Acquirers usually manage communications poorer than anything else during their integrations. Unfortunately, M&A communication problems often become employee morale and productivity problems.


1. Shaving the truth

Protect your credibility by "telling it like it is," no matter how painful "it" may be.

2. Failing to address the “me issues”

When employees become preoccupied about what might personally happen to them, they focus less on their work. Take care of their "me" issues in a hurry.

3. Not telling your troops there will be some course-corrections

An integration unfolds like a fast-moving, changing story. Help people understand the volatility of the situation.

4. Hoarding information and answers

If you withhold information from people, they may eventually figure it out and withhold information from you.

5. Dodging the tough issues

Don’t expect to get through the integration process without having to make some difficult decisions.

6. Making promises beyond what you control

Making a commitment you are unable to keep is like playing with live ammunition. It can blow up in your face and make you appear untrustworthy.

7. Sugarcoating the deal 

Don't frame the merger as a “win-win” scenario for the entire workforce.


8. Letting the press take control of your story

Carefully plan your presentations, define the narrative, and stay on message.

9. Allowing competitors to tell their story about the deal to your customers first

Address any potential concerns your customers may have about the deal as soon as it is announced.

10. Using too many spokespeople

One person should be the central clearinghouse for communications to ensure consistent messaging to the media.


Resist the temptation to say things like:

11. “This will be a merger of equals.”

Equal implies that both companies have the same say in decisions. There is always a top dog, somebody who will make the final decision when an impasse is reached. In the real world, no deal is truly a merger of equals.         

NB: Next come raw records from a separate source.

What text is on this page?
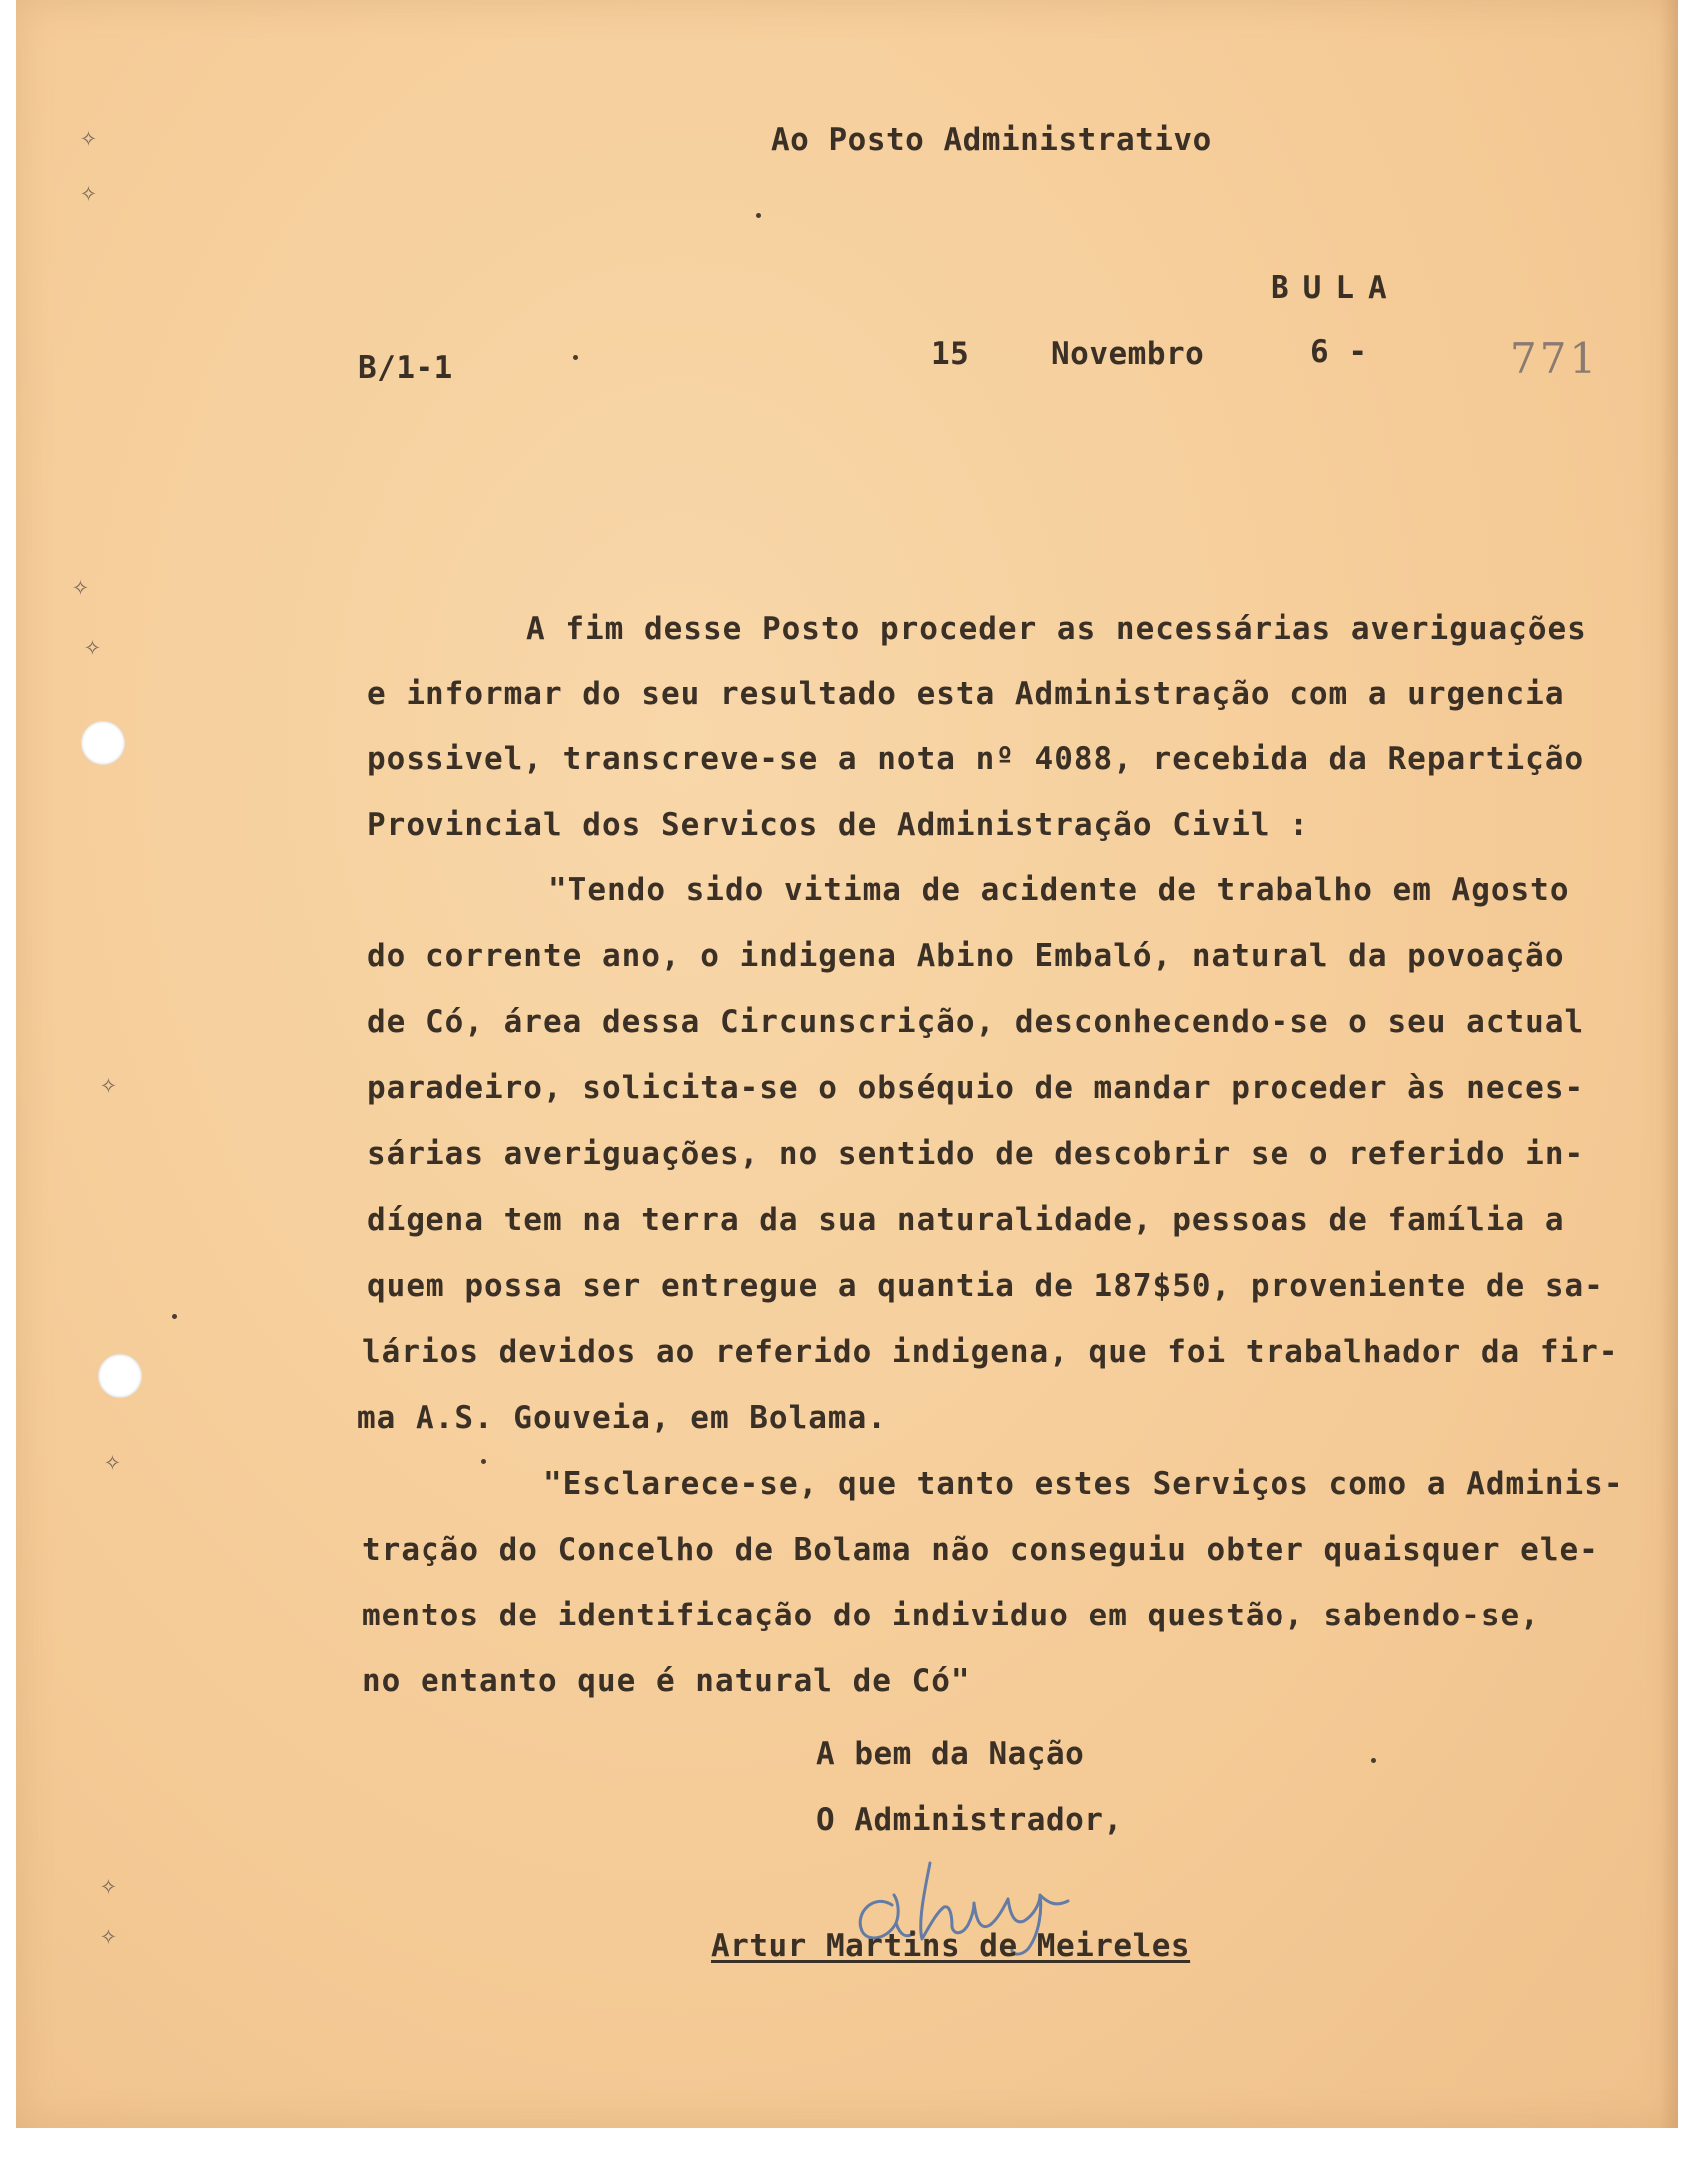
✧
✧
✧
✧
✧
✧
✧
✧
Ao Posto Administrativo
BULA
B/1-1	15	Novembro	6 -	771
A fim desse Posto proceder as necessárias averiguações
e informar do seu resultado esta Administração com a urgencia
possivel, transcreve-se a nota nº 4088, recebida da Repartição
Provincial dos Servicos de Administração Civil :
"Tendo sido vitima de acidente de trabalho em Agosto
do corrente ano, o indigena Abino Embaló, natural da povoação
de Có, área dessa Circunscrição, desconhecendo-se o seu actual
paradeiro, solicita-se o obséquio de mandar proceder às neces-
sárias averiguações, no sentido de descobrir se o referido in-
dígena tem na terra da sua naturalidade, pessoas de família a
quem possa ser entregue a quantia de 187$50, proveniente de sa-
lários devidos ao referido indigena, que foi trabalhador da fir-
ma A.S. Gouveia, em Bolama.
"Esclarece-se, que tanto estes Serviços como a Adminis-
tração do Concelho de Bolama não conseguiu obter quaisquer ele-
mentos de identificação do individuo em questão, sabendo-se,
no entanto que é natural de Có"
A bem da Nação
O Administrador,
Artur Martins de Meireles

12. “The opportunities created by this combination should be exciting for everyone.”

Most employees in the acquired company will see that as a line of bull. They know some people will win while others will lose. 

13. “Benefits will be better.”

Different things matter to different people. Therefore, what is “better” for some individuals may not be better for others.

14. “We will only make fair decisions.”

Be prepared to be make choices that are good for the business but will be perceived as unfair by individuals adversely affected.

15. “We will select the best of both from the companies.”

Management will not be able to deliver on this idealistic statement because employees on both sides of the deal will never be persuaded the best truly was chosen.